The visibility check is slightly different than the rest of WiredTiger: we do
not reset anything when a transaction aborts, and so we have to check if the
transaction has been aborted as well as check the transaction ID for visibility.

We create a "cleanup" thread for every KVS source.  The job of this thread is
to migrate rows from the cache into the primary.  Any committed, globally
visible change in the cache can be copied into the primary and removed from
the cache:

	set BaseTxnID to the oldest transaction ID
	    not yet visible to a running transaction

	for each row in the cache:
		if all of the updates are greater than BaseTxnID
			copy the last update to the primary

	flush the primary to stable storage

	lock the cache
	for each row in the cache:
		if all of the updates are greater than BaseTxnID
			remove the row from the cache
	unlock the cache

	for each row in the transaction store:
		if the transaction ID is less than BaseTxnID
			remove the row

We only need to lock the cache when removing rows, the initial copy to the
primary does not require locks because only the cleanup thread ever writes
to the primary.

No lock is required when removing rows from the transaction store, once the
transaction ID is less than the BaseTxnID, it will never be read.

Memrata recovery is almost identical to the cleanup thread, which migrates
rows from the cache into the primary.  For every cache/primary name space,
we migrate every commit to the primary (by definition, at recovery time it
must be globally visible), and discard everything (by defintion, at recovery
time anything not committed has been aborted.

=-=-=-=-=-=-=-=-=-=-=-=-=-=-=-=-=-=-=-=-=-=-=-=-=
Questions, problems, whatever:

* This implementation is endian-specific, that is, a store created on a
little-endian machine is not portable to a big-endian machine.

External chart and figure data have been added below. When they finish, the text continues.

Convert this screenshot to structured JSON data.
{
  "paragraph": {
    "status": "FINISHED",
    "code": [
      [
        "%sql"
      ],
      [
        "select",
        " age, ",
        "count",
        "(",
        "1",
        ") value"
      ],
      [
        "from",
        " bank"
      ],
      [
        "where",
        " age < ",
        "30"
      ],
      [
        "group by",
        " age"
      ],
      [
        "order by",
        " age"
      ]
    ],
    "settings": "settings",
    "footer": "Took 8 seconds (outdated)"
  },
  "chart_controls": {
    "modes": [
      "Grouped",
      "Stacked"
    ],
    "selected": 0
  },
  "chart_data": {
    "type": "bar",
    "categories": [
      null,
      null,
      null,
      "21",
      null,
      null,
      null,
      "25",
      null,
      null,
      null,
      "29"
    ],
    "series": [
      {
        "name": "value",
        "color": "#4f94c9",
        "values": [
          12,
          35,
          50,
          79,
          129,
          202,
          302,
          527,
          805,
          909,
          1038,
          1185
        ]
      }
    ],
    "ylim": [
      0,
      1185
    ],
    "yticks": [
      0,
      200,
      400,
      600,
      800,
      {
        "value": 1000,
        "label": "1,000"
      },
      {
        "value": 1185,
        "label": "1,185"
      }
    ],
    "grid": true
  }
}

* There's a problem with transactions in WiredTiger that span more than a
single data source.   For example, consider a transaction that modifies
both a KVS object and a Btree object.  If we commit and push the KVS
commit record to stable storage, and then crash before committing the Btree
change, the enclosing WiredTiger transaction will/should end up aborting,
and there's no way for us to back out the change in KVS.  I'm leaving
this problem alone until WiredTiger fine-grained durability is complete,
we're going to need WiredTiger support for some kind of 2PC to solve this.

* If a record in the cache gets too busy, we could end up unable to remove
it (there would always be an active transaction), and it would grow forever.
I suspect the solution is to clean it up when we realize we can't remove it,
that is, we can rebuild the record, discarding the no longer needed entries,
even if the record can't be entirely discarded.